Otherwise not much of importance to report; took older son for Bar Mitzvah tutoring and wandered around the building looking at the new art that's been installed since the expansion last year, discovered that younger son's friend had left his jar of caterpillars at our house, not very tightly sealed, and had a brief caterpillar chase before all were retrieved and put outside, got in trouble with kids for reckless disposal of caterpillars not belonging to me. Wrote articles on the Boston Legal renewal and official Trek gaming site by Bethesda Softworks, which is located close enough to where I live that I feel like I should call them up and ask if I can have a tour or something, except I think they're just the licensees/distributors and the games were actually made by Mad Doc Software which is somewhere on the west coast. Right now there is a lot of shrieking at the TrekBBS about all the women killed off on J.J. Abrams shows this week that I don't watch, and someone speculating that in Trek XI, Crusher, Troi, Kira, Dax, Janeway, Torres and Seven will all die trying to save the men they love...does not make me feel great about Abrams. And I won't see M:I3.


From the Maryland Science Center's traveling Birth of Aviation exhibit, which closed last weekend.

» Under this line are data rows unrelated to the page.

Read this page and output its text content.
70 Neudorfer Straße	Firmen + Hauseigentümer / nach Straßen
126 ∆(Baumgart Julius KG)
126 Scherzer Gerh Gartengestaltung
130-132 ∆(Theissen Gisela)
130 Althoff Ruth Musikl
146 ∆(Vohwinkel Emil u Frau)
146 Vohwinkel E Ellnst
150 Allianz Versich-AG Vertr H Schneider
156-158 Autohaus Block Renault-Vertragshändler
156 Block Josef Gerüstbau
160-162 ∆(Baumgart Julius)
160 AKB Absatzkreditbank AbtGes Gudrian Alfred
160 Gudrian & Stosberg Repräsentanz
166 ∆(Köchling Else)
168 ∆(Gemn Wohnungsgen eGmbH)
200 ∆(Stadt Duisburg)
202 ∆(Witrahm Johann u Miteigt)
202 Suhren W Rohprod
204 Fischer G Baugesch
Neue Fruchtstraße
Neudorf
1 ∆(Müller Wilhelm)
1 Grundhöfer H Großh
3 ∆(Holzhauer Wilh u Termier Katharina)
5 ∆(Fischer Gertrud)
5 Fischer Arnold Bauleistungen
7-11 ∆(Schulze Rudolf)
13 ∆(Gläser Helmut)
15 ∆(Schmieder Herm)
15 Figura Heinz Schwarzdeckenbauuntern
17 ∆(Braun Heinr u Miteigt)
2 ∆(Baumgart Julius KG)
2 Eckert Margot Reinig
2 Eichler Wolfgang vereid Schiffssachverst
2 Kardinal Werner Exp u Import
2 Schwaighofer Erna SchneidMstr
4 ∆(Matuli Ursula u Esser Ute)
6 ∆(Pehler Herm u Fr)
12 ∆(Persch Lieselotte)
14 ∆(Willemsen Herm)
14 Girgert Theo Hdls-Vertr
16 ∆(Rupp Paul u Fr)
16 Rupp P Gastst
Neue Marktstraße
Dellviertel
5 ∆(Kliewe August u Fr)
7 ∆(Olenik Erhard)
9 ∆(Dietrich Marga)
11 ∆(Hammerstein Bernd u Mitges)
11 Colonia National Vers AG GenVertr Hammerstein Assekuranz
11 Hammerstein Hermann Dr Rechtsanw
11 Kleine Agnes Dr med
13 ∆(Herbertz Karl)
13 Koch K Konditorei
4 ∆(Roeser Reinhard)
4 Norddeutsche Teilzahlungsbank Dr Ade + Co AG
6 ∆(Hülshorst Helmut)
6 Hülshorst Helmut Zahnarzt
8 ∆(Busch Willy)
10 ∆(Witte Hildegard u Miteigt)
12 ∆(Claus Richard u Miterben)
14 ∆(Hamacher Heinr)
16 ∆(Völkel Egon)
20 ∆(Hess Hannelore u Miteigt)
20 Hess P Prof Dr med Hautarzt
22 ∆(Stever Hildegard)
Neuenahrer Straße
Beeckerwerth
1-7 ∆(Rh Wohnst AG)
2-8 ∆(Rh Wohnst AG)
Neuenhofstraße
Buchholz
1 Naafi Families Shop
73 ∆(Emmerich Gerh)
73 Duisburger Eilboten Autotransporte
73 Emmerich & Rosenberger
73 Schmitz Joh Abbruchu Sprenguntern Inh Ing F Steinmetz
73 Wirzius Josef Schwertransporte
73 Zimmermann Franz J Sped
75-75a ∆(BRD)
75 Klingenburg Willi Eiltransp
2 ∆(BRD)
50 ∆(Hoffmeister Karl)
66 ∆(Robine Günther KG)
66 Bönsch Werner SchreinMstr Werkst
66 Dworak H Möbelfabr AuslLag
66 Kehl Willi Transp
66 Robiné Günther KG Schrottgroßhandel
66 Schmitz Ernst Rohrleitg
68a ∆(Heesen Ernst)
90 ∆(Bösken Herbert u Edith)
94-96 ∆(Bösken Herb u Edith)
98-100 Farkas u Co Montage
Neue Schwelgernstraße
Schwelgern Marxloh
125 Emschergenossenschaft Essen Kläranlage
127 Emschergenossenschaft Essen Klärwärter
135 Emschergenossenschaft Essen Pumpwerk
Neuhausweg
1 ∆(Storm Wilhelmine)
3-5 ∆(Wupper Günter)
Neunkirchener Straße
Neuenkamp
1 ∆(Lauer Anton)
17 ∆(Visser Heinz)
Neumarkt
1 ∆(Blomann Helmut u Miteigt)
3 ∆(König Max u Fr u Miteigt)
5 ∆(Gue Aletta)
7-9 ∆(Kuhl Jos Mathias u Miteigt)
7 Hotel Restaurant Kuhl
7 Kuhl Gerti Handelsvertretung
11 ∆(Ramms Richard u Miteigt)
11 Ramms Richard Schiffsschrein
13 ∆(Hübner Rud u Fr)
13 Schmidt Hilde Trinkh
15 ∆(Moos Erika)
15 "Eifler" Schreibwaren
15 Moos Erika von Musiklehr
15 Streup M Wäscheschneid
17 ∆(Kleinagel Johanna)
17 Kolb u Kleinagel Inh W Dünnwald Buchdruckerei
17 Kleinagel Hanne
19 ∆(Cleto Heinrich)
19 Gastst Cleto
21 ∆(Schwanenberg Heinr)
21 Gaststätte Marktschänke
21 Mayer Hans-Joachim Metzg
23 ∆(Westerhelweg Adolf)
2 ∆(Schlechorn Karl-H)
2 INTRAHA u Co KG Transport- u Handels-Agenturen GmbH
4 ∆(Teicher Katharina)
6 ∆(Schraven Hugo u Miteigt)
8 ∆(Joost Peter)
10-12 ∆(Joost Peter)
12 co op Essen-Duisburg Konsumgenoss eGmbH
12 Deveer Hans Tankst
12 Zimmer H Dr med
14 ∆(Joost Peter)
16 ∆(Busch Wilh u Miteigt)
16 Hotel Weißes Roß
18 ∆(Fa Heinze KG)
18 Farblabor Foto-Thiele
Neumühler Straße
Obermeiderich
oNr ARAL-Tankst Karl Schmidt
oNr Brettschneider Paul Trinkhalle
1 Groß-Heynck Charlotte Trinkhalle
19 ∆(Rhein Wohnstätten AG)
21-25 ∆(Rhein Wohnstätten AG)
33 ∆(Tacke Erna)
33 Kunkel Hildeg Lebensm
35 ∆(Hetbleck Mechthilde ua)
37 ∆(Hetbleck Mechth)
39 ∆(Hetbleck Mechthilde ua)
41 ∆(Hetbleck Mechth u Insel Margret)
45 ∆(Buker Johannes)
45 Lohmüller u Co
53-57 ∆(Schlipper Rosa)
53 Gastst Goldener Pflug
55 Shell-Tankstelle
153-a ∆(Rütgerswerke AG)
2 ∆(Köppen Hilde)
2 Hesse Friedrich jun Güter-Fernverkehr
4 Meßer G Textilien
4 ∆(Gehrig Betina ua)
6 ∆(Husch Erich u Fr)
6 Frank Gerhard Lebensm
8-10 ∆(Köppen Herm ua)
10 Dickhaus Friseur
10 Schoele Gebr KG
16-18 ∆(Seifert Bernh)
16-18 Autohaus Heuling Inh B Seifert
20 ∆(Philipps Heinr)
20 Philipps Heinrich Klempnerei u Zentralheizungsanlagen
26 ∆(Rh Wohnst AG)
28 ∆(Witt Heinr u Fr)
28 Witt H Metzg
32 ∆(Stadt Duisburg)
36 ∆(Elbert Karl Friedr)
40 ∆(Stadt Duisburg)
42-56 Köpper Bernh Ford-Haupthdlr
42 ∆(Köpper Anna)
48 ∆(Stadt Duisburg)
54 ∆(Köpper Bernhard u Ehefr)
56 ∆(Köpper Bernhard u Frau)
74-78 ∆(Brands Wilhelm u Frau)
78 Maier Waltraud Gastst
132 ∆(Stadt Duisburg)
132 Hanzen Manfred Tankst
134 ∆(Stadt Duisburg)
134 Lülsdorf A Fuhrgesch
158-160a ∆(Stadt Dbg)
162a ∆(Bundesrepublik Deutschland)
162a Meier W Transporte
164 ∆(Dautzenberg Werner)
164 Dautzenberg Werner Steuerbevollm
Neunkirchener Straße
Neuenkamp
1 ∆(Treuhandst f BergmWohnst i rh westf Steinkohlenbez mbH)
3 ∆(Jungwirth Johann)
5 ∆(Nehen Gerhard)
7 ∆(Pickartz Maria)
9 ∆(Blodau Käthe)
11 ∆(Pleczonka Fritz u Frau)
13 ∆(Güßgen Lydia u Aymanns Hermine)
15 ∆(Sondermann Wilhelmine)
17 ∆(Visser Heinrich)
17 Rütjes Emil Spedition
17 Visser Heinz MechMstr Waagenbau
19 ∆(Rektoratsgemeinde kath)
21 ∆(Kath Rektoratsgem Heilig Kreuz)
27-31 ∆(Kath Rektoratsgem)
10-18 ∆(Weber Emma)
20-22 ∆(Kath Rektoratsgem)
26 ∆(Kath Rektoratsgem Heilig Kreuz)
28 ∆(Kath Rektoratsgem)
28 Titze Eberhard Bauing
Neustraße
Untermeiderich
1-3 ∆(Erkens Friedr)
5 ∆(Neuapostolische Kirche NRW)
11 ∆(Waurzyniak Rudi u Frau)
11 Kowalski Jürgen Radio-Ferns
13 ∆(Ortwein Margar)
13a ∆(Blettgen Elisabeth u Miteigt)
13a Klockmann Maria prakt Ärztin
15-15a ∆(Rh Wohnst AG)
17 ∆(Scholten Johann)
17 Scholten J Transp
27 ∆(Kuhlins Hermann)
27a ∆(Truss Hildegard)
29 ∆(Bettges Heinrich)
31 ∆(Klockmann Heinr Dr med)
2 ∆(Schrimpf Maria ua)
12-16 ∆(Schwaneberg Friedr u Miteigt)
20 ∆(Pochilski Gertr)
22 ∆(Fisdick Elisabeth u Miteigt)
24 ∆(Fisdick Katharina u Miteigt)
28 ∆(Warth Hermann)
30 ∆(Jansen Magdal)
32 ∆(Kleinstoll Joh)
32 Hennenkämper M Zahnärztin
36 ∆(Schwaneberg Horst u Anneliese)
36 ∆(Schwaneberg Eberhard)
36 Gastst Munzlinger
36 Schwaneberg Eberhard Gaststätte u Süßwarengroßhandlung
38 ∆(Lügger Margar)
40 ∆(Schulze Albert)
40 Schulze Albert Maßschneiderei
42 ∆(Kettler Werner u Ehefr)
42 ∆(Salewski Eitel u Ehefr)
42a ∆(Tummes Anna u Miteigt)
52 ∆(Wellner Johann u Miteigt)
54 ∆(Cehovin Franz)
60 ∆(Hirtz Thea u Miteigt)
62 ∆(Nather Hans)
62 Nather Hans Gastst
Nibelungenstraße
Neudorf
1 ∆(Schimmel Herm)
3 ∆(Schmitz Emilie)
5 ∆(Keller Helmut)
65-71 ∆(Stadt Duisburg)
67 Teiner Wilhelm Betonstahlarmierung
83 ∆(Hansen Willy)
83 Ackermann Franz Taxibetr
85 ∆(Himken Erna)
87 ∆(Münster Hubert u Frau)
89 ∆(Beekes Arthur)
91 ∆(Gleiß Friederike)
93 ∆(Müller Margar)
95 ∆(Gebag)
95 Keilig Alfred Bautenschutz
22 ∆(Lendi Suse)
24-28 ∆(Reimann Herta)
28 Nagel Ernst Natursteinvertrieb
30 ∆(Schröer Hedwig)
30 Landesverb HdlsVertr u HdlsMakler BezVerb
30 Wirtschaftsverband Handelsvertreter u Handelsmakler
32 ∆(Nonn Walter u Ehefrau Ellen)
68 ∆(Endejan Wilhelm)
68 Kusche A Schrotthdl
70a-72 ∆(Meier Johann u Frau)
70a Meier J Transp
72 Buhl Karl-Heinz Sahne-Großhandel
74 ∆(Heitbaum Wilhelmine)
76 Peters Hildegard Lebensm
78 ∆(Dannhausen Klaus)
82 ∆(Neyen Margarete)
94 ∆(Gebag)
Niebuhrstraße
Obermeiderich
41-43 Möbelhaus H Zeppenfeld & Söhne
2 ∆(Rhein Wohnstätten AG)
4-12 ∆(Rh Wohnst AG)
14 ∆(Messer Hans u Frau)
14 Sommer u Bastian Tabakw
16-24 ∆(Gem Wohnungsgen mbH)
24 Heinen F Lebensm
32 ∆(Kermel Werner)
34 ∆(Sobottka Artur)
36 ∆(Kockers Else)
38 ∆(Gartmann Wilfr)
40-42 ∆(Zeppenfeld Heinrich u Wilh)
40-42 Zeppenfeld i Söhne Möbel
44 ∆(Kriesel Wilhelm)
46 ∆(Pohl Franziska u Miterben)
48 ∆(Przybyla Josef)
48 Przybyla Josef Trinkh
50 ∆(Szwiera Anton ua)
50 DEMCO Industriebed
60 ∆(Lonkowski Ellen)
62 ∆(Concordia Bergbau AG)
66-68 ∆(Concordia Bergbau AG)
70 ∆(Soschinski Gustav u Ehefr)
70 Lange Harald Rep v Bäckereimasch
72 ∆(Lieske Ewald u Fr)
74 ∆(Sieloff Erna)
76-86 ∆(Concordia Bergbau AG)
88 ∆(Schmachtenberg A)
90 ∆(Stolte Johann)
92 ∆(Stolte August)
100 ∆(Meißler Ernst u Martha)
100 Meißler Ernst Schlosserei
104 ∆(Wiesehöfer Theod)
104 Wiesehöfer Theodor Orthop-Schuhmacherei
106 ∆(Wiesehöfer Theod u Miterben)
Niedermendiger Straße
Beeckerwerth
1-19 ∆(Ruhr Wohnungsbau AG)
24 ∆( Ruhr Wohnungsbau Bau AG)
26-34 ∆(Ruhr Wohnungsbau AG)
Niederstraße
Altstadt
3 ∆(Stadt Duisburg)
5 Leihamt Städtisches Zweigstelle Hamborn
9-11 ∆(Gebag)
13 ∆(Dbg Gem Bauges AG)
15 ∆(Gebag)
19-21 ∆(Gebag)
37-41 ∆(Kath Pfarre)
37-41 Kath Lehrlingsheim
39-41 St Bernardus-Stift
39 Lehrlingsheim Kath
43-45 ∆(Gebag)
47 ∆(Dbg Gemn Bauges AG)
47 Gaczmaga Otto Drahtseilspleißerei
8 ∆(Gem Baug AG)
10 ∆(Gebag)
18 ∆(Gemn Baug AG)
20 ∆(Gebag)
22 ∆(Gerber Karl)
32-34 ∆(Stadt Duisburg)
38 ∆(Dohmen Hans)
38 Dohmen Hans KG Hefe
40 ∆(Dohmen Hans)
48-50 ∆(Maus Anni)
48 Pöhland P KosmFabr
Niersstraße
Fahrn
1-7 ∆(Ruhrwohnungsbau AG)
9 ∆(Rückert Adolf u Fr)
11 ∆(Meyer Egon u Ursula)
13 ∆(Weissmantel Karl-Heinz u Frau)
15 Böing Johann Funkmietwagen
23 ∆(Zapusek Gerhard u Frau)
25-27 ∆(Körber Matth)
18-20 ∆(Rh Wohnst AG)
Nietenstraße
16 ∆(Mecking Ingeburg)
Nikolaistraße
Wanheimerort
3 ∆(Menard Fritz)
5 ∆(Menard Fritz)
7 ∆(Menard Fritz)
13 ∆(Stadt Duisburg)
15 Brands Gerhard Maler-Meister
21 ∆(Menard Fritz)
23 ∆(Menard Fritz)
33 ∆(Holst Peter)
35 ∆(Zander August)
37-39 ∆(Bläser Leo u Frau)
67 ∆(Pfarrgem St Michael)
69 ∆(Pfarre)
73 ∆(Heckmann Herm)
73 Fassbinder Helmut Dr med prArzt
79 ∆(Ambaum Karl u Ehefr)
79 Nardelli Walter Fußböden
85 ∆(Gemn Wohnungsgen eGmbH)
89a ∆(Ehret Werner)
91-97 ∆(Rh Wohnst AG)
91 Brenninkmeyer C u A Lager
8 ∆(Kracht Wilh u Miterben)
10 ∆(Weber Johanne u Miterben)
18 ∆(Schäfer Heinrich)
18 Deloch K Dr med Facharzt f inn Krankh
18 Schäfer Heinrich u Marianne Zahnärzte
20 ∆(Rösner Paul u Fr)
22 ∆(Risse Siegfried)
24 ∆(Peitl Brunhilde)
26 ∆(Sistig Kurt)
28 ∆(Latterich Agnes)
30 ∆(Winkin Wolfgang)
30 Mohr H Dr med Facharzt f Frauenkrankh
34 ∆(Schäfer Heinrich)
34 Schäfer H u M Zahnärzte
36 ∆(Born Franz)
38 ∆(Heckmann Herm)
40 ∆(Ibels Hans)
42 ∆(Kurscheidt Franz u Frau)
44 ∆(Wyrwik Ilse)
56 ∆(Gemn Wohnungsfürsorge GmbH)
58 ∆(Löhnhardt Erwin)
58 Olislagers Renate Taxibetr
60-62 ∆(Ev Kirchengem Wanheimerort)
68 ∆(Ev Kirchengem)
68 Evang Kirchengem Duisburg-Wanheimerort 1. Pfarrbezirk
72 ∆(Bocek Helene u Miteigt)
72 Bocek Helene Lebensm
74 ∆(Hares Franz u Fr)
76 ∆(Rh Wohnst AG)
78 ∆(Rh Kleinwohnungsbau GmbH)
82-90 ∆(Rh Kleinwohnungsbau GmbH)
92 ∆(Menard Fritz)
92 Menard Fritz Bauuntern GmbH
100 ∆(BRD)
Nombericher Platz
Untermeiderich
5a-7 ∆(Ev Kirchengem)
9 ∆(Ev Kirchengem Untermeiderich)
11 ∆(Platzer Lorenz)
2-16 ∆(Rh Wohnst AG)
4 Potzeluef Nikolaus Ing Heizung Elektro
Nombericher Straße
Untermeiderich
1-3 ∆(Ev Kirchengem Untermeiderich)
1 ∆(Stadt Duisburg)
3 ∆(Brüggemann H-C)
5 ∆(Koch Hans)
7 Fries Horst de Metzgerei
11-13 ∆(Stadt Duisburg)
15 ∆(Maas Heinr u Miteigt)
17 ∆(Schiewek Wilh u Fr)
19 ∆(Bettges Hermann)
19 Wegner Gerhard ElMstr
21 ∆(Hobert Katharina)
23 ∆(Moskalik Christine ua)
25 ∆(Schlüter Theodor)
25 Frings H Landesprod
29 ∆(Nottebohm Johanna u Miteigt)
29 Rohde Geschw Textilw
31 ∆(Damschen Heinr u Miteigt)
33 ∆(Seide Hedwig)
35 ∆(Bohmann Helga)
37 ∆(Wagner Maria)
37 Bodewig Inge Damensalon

The exhibit starts with a replica of the Wright Brothers' printing press and follows their entire career.


There were reproductions of the gliders they used for test flights, all built to exact specifications and flight-tested, mostly by US military officers...


...and demonstrations of aerodynamic principles...


...and simulators where kids could use their hands and feet to try to stay aloft and see their progress on screens.